I am in the process of preparing a lengthy analysis of how the cable facility fits in to the Governing Documents and the revenue stream upon which the cable facility must be properly maintained, operated and managed. I anticipate that it will take me another month or so to complete that task. When I have completed the letter, I will send it to each of you. You will see that my interpretation of Association Governing Documents and California law including Davis Sterling fit perfectly like a puzzle. No one part is inconsistent with another. My interpretation is also consistent with the advice repeatedly provided to you by your own Association counsel, and consistent with prior performance of the Association.

Despite the misguided recommendations from any partisan RMA committees, you should treat this Common Area in exactly the same manner you treat all other Association Common Areas.9 The routine maintenance and operations of our cable facility must come from our Regular Assessment as required by our Governing Documents and California law, and your vote should be consistent with that directive. To do otherwise would violate the Governing Documents you as Directors are obligated to abide by.

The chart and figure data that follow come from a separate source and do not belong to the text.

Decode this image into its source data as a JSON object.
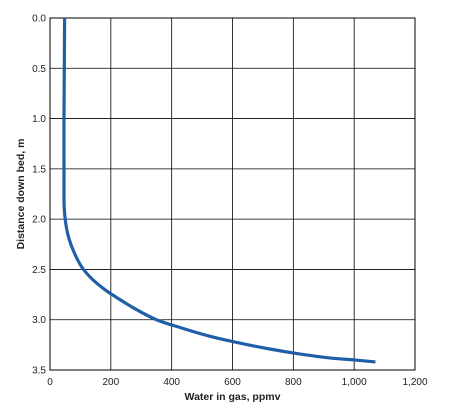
{
  "chart_data": {
    "type": "line",
    "title": "",
    "xlabel": "Water in gas, ppmv",
    "ylabel": "Distance down bed, m",
    "xlim": [
      0,
      1200
    ],
    "ylim": [
      0,
      3.5
    ],
    "y_inverted": true,
    "x_ticks": [
      0,
      200,
      400,
      600,
      800,
      1000,
      1200
    ],
    "x_tick_labels": [
      "0",
      "200",
      "400",
      "600",
      "800",
      "1,000",
      "1,200"
    ],
    "y_ticks": [
      0,
      0.5,
      1,
      1.5,
      2,
      2.5,
      3,
      3.5
    ],
    "y_tick_labels": [
      "0.0",
      "0.5",
      "1.0",
      "1.5",
      "2.0",
      "2.5",
      "3.0",
      "3.5"
    ],
    "grid": true,
    "legend": "none",
    "series": [
      {
        "color": "#1f5fa8",
        "x": [
          48,
          47,
          46,
          46,
          46,
          47,
          50,
          55,
          63,
          75,
          90,
          110,
          140,
          180,
          230,
          285,
          350,
          430,
          520,
          620,
          720,
          820,
          920,
          1000,
          1070
        ],
        "y": [
          0.0,
          0.5,
          1.0,
          1.5,
          1.8,
          1.9,
          2.0,
          2.1,
          2.2,
          2.3,
          2.4,
          2.5,
          2.6,
          2.7,
          2.8,
          2.9,
          3.0,
          3.08,
          3.16,
          3.23,
          3.29,
          3.34,
          3.38,
          3.4,
          3.42
        ]
      }
    ]
  }
}
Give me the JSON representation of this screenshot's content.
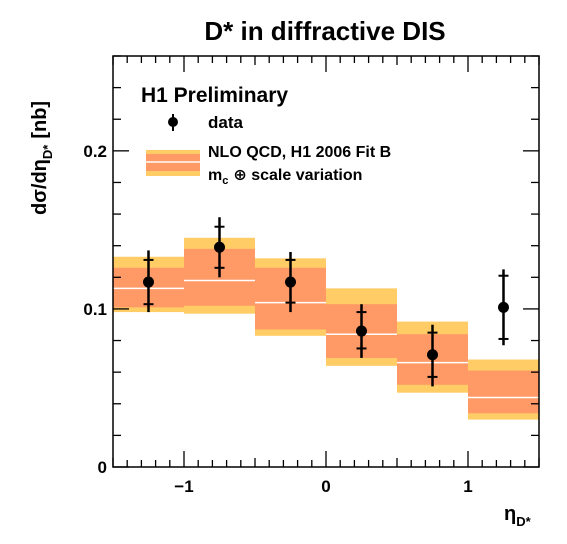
{
  "chart_data": {
    "type": "scatter",
    "title": "D* in diffractive DIS",
    "xlabel": {
      "main": "η",
      "sub": "D*"
    },
    "ylabel": {
      "main": "dσ/dη",
      "sub": "D*",
      "unit": "[nb]"
    },
    "annotation": "H1 Preliminary",
    "xlim": [
      -1.5,
      1.5
    ],
    "ylim": [
      0,
      0.26
    ],
    "x_ticks": [
      {
        "value": -1,
        "label": "−1"
      },
      {
        "value": 0,
        "label": "0"
      },
      {
        "value": 1,
        "label": "1"
      }
    ],
    "y_ticks": [
      {
        "value": 0,
        "label": "0"
      },
      {
        "value": 0.1,
        "label": "0.1"
      },
      {
        "value": 0.2,
        "label": "0.2"
      }
    ],
    "legend": {
      "position": "top-left",
      "data_label": "data",
      "band_label_line1": "NLO QCD, H1 2006 Fit B",
      "band_label_line2_main": "m",
      "band_label_line2_sub": "c",
      "band_label_line2_rest": "⊕ scale variation"
    },
    "series": [
      {
        "name": "data",
        "x": [
          -1.25,
          -0.75,
          -0.25,
          0.25,
          0.75,
          1.25
        ],
        "y": [
          0.117,
          0.139,
          0.117,
          0.086,
          0.071,
          0.101
        ],
        "err_stat_low": [
          0.103,
          0.126,
          0.104,
          0.075,
          0.057,
          0.081
        ],
        "err_stat_high": [
          0.131,
          0.152,
          0.131,
          0.098,
          0.085,
          0.121
        ],
        "err_tot_low": [
          0.098,
          0.12,
          0.098,
          0.069,
          0.051,
          0.077
        ],
        "err_tot_high": [
          0.137,
          0.158,
          0.136,
          0.103,
          0.09,
          0.125
        ]
      },
      {
        "name": "NLO QCD, H1 2006 Fit B",
        "bin_edges": [
          -1.5,
          -1,
          -0.5,
          0,
          0.5,
          1,
          1.5
        ],
        "central": [
          0.113,
          0.118,
          0.104,
          0.084,
          0.066,
          0.044
        ],
        "inner_low": [
          0.101,
          0.102,
          0.087,
          0.069,
          0.052,
          0.034
        ],
        "inner_high": [
          0.126,
          0.138,
          0.126,
          0.103,
          0.084,
          0.061
        ],
        "outer_low": [
          0.098,
          0.097,
          0.083,
          0.064,
          0.047,
          0.03
        ],
        "outer_high": [
          0.133,
          0.145,
          0.132,
          0.113,
          0.092,
          0.068
        ]
      }
    ],
    "colors": {
      "outer_band": "#ffcc66",
      "inner_band": "#ff9966",
      "central_line": "#ffffff",
      "data": "#000000"
    }
  }
}
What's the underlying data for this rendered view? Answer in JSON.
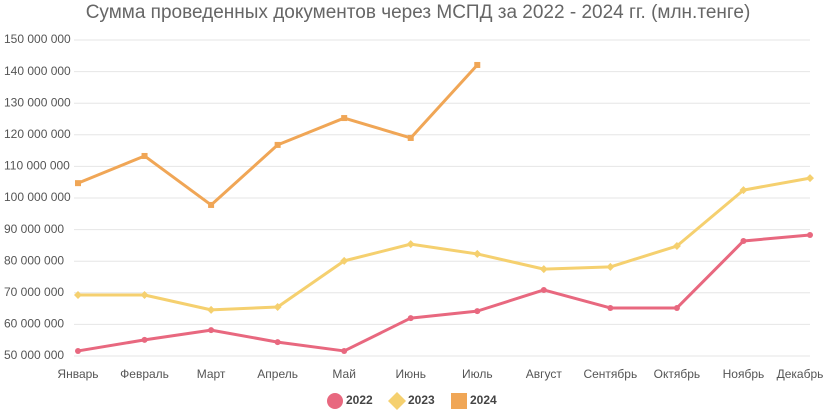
{
  "chart_data": {
    "type": "line",
    "title": "Сумма проведенных документов через МСПД за 2022 - 2024 гг. (млн.тенге)",
    "categories": [
      "Январь",
      "Февраль",
      "Март",
      "Апрель",
      "Май",
      "Июнь",
      "Июль",
      "Август",
      "Сентябрь",
      "Октябрь",
      "Ноябрь",
      "Декабрь"
    ],
    "series": [
      {
        "name": "2022",
        "color": "#e8687f",
        "marker": "circle",
        "values": [
          51600000,
          55100000,
          58200000,
          54400000,
          51600000,
          62000000,
          64200000,
          70900000,
          65200000,
          65200000,
          86400000,
          88300000
        ]
      },
      {
        "name": "2023",
        "color": "#f5d06f",
        "marker": "diamond",
        "values": [
          69300000,
          69300000,
          64600000,
          65500000,
          80100000,
          85400000,
          82300000,
          77500000,
          78200000,
          84800000,
          102500000,
          106300000
        ]
      },
      {
        "name": "2024",
        "color": "#f0a656",
        "marker": "square",
        "values": [
          104700000,
          113300000,
          97800000,
          116800000,
          125300000,
          119000000,
          142100000,
          null,
          null,
          null,
          null,
          null
        ]
      }
    ],
    "ylim": [
      50000000,
      150000000
    ],
    "yticks": [
      {
        "value": 50000000,
        "label": "50 000 000"
      },
      {
        "value": 60000000,
        "label": "60 000 000"
      },
      {
        "value": 70000000,
        "label": "70 000 000"
      },
      {
        "value": 80000000,
        "label": "80 000 000"
      },
      {
        "value": 90000000,
        "label": "90 000 000"
      },
      {
        "value": 100000000,
        "label": "100 000 000"
      },
      {
        "value": 110000000,
        "label": "110 000 000"
      },
      {
        "value": 120000000,
        "label": "120 000 000"
      },
      {
        "value": 130000000,
        "label": "130 000 000"
      },
      {
        "value": 140000000,
        "label": "140 000 000"
      },
      {
        "value": 150000000,
        "label": "150 000 000"
      }
    ],
    "grid": true,
    "legend": "bottom"
  }
}
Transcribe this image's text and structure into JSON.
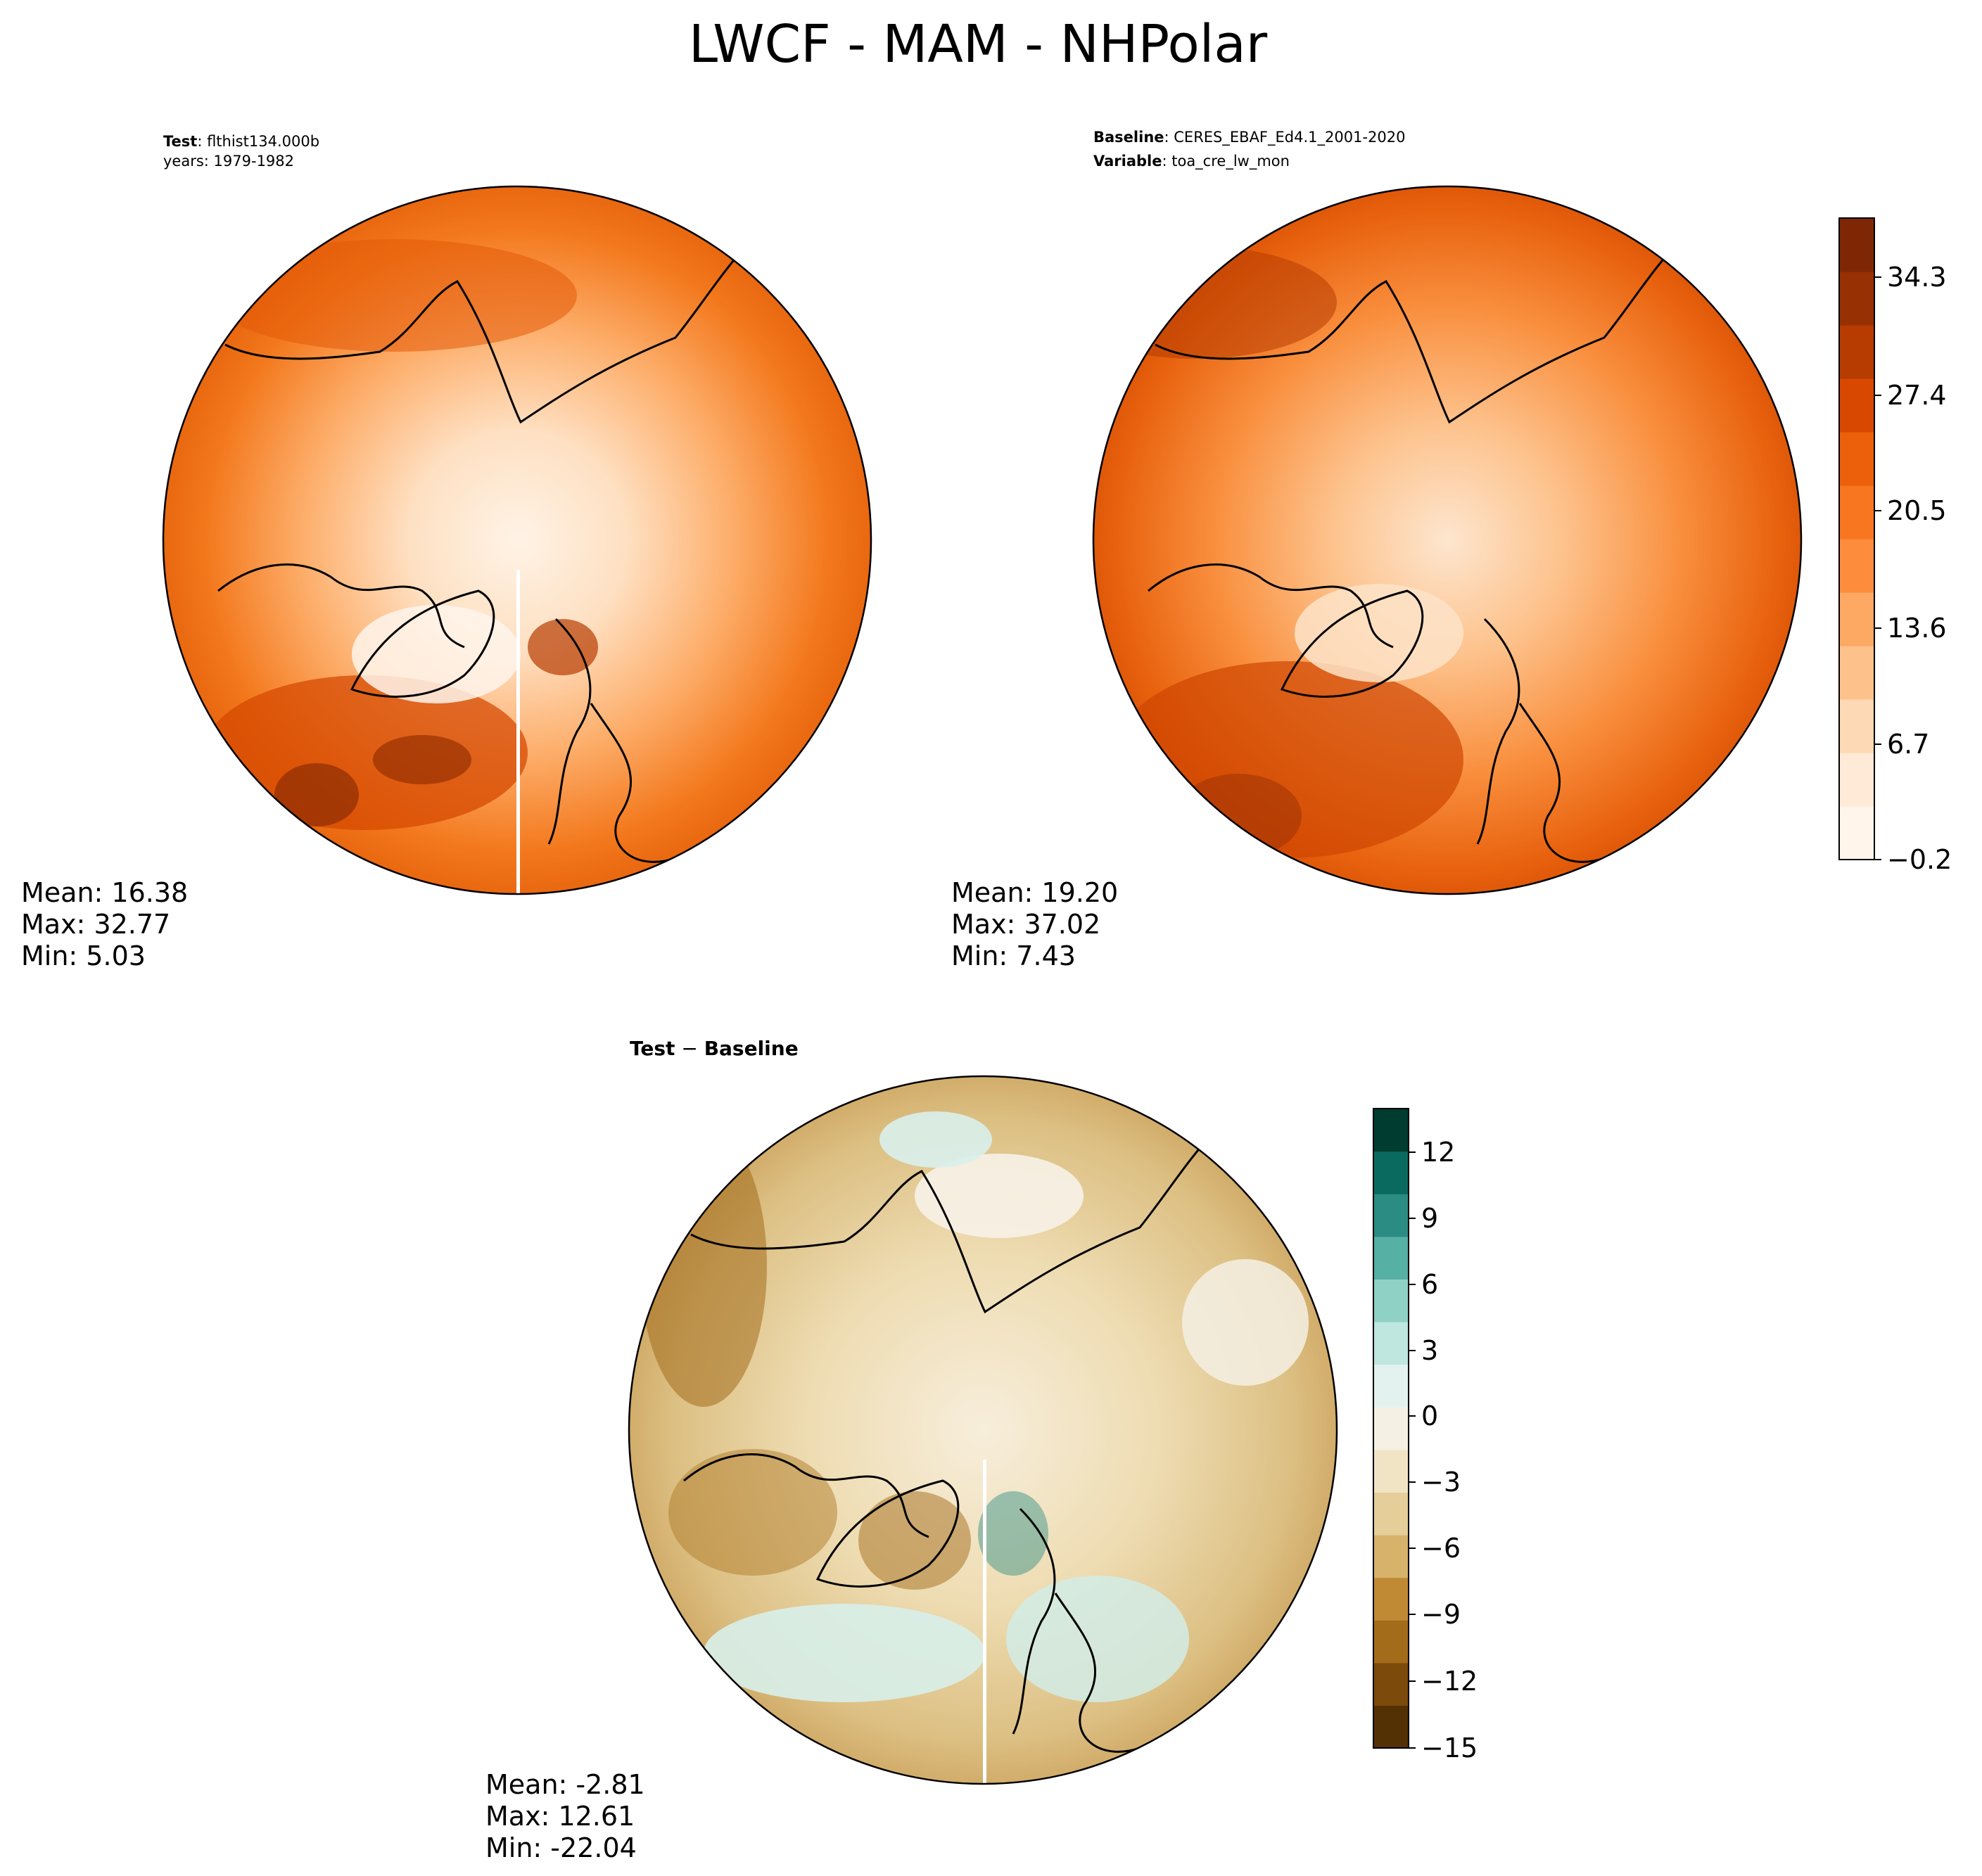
{
  "figure": {
    "title": "LWCF - MAM - NHPolar"
  },
  "panels": {
    "test": {
      "header_line1_bold": "Test",
      "header_line1_rest": ": flthist134.000b",
      "header_line2": "years: 1979-1982",
      "mean": "Mean: 16.38",
      "max": "Max: 32.77",
      "min": "Min:  5.03"
    },
    "baseline": {
      "header_line1_bold": "Baseline",
      "header_line1_rest": ": CERES_EBAF_Ed4.1_2001-2020",
      "header_line2_bold": "Variable",
      "header_line2_rest": ": toa_cre_lw_mon",
      "mean": "Mean: 19.20",
      "max": "Max: 37.02",
      "min": "Min:  7.43"
    },
    "diff": {
      "title_left": "Test",
      "title_sep": " − ",
      "title_right": "Baseline",
      "mean": "Mean: -2.81",
      "max": "Max: 12.61",
      "min": "Min: -22.04"
    }
  },
  "colorbars": {
    "main": {
      "ticks": [
        "34.3",
        "27.4",
        "20.5",
        "13.6",
        "6.7",
        "−0.2"
      ],
      "colors": [
        "#fff5eb",
        "#feead6",
        "#fdd9b5",
        "#fdc28c",
        "#fda863",
        "#fd8d3c",
        "#f87620",
        "#ec5f0b",
        "#d94801",
        "#b73c02",
        "#973003",
        "#7f2704"
      ]
    },
    "diff": {
      "ticks": [
        "12",
        "9",
        "6",
        "3",
        "0",
        "−3",
        "−6",
        "−9",
        "−12",
        "−15"
      ],
      "colors": [
        "#543005",
        "#7c4a0a",
        "#a36c1b",
        "#c08a35",
        "#d6b26a",
        "#e5ce9a",
        "#f1e4c4",
        "#f5f0e4",
        "#e3f2ef",
        "#bfe6df",
        "#8fd1c4",
        "#56b0a3",
        "#2a8c82",
        "#0b6a60",
        "#003c30"
      ]
    }
  }
}
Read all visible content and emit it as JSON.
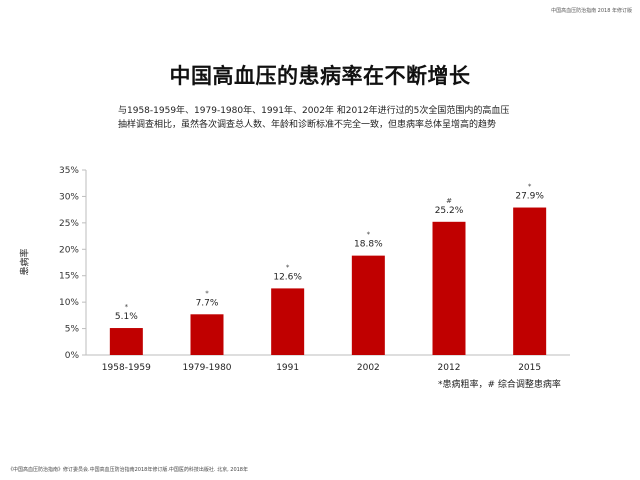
{
  "header": {
    "note": "中国高血压防治指南 2018 年修订版"
  },
  "title": "中国高血压的患病率在不断增长",
  "description": [
    "与1958-1959年、1979-1980年、1991年、2002年 和2012年进行过的5次全国范围内的高血压",
    "抽样调查相比，虽然各次调查总人数、年龄和诊断标准不完全一致，但患病率总体呈增高的趋势"
  ],
  "chart_data": {
    "type": "bar",
    "categories": [
      "1958-1959",
      "1979-1980",
      "1991",
      "2002",
      "2012",
      "2015"
    ],
    "values": [
      5.1,
      7.7,
      12.6,
      18.8,
      25.2,
      27.9
    ],
    "value_labels": [
      "5.1%",
      "7.7%",
      "12.6%",
      "18.8%",
      "25.2%",
      "27.9%"
    ],
    "markers": [
      "*",
      "*",
      "*",
      "*",
      "#",
      "*"
    ],
    "ylabel": "患病率",
    "ylim": [
      0,
      35
    ],
    "yticks": [
      0,
      5,
      10,
      15,
      20,
      25,
      30,
      35
    ],
    "ytick_labels": [
      "0%",
      "5%",
      "10%",
      "15%",
      "20%",
      "25%",
      "30%",
      "35%"
    ],
    "bar_color": "#c00000",
    "grid": false
  },
  "footnote": "*患病粗率，# 综合调整患病率",
  "source": "《中国高血压防治指南》修订委员会.中国高血压防治指南2018年修订版.中国医药科技出版社. 北京, 2018年"
}
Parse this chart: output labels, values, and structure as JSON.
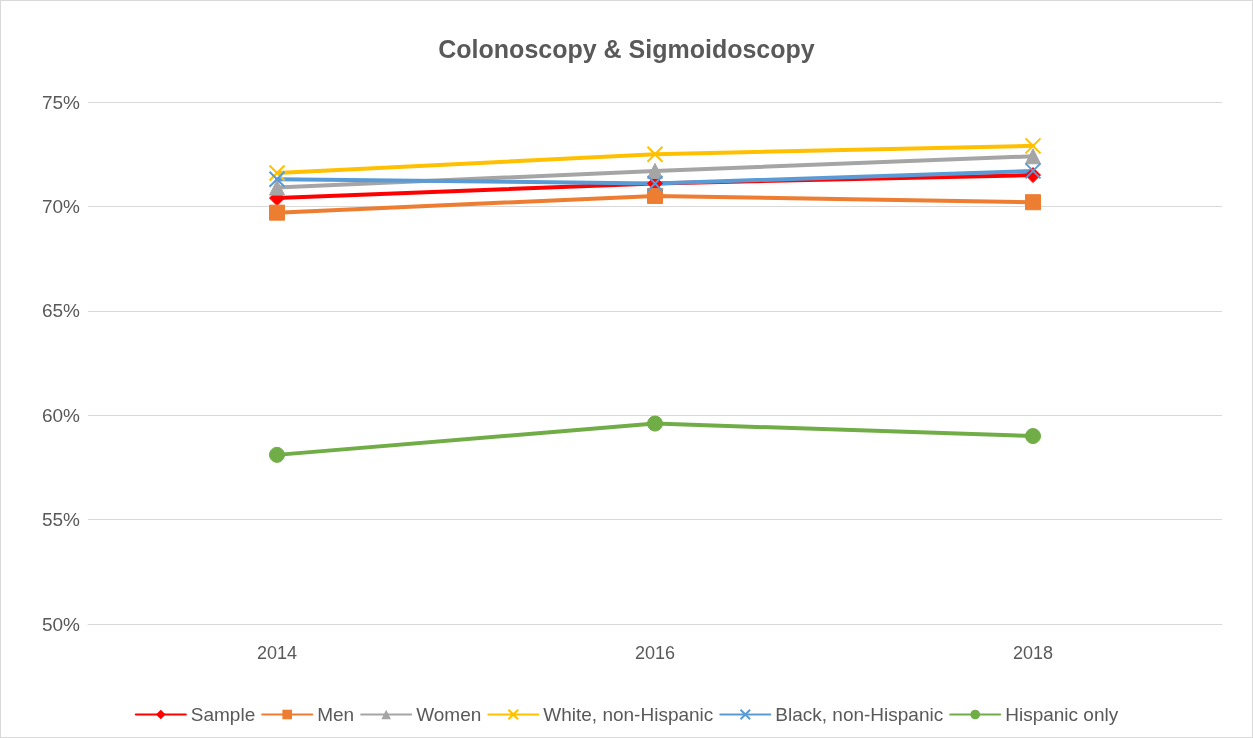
{
  "chart_data": {
    "type": "line",
    "title": "Colonoscopy & Sigmoidoscopy",
    "categories": [
      "2014",
      "2016",
      "2018"
    ],
    "series": [
      {
        "name": "Sample",
        "color": "#ff0000",
        "marker": "diamond",
        "values": [
          70.4,
          71.1,
          71.5
        ]
      },
      {
        "name": "Men",
        "color": "#ed7d31",
        "marker": "square",
        "values": [
          69.7,
          70.5,
          70.2
        ]
      },
      {
        "name": "Women",
        "color": "#a5a5a5",
        "marker": "triangle",
        "values": [
          70.9,
          71.7,
          72.4
        ]
      },
      {
        "name": "White, non-Hispanic",
        "color": "#ffc000",
        "marker": "cross",
        "values": [
          71.6,
          72.5,
          72.9
        ]
      },
      {
        "name": "Black, non-Hispanic",
        "color": "#5b9bd5",
        "marker": "cross",
        "values": [
          71.3,
          71.1,
          71.7
        ]
      },
      {
        "name": "Hispanic only",
        "color": "#70ad47",
        "marker": "circle",
        "values": [
          58.1,
          59.6,
          59.0
        ]
      }
    ],
    "ylim": [
      50,
      75
    ],
    "yticks": [
      {
        "value": 50,
        "label": "50%"
      },
      {
        "value": 55,
        "label": "55%"
      },
      {
        "value": 60,
        "label": "60%"
      },
      {
        "value": 65,
        "label": "65%"
      },
      {
        "value": 70,
        "label": "70%"
      },
      {
        "value": 75,
        "label": "75%"
      }
    ],
    "grid": "y",
    "legend": "bottom"
  }
}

Please call me at 365-3501 if you have any questions. Thank you for your time and attention to this letter.

Sincerely,

Scott Adams

1 The Declaration of Covenants, Conditions & Restrictions, otherwise known as the "Declaration" or the "CC&Rs", describes the rights and obligations of the membership to the association, and the association to the membership. This includes maintenance responsibilities and restrictions on the use of property. (CA Civil Code 1355(a).)

2 See CA Civil Code 658(2).9 Note that the cable facility is also an "Association Common Facility" as defined in our CC&Rs, That subject will be discussed in my forthcoming letter.

3 "Property is either 1. Real or immovable; or, 2. Personal or movable."(CA Civil Code 657.)

4 See the 1989 Cable Television Agreement, Clause I (g).

5 Cable Television Agreement, Clause 3.

6 Cable Television Agreement, Clause 9, et seq.

7 The "made available" language is taken from the 1989 Cable Television Agreement.

8 The most vocal proponent of the bylaw amendment, Wilbur Haines has said that RMA should "get back to what we're supposed to be doing, enforcing CC&Rs and maintaining common areas."(RanchoMurieta.com, August 7, 2007.) That is exactly what I am advocating in this letter.

9 Note that the cable facility is also an "Association Common Facility" as defined in our CC&Rs. That subject will be discussed in my forthcoming letter.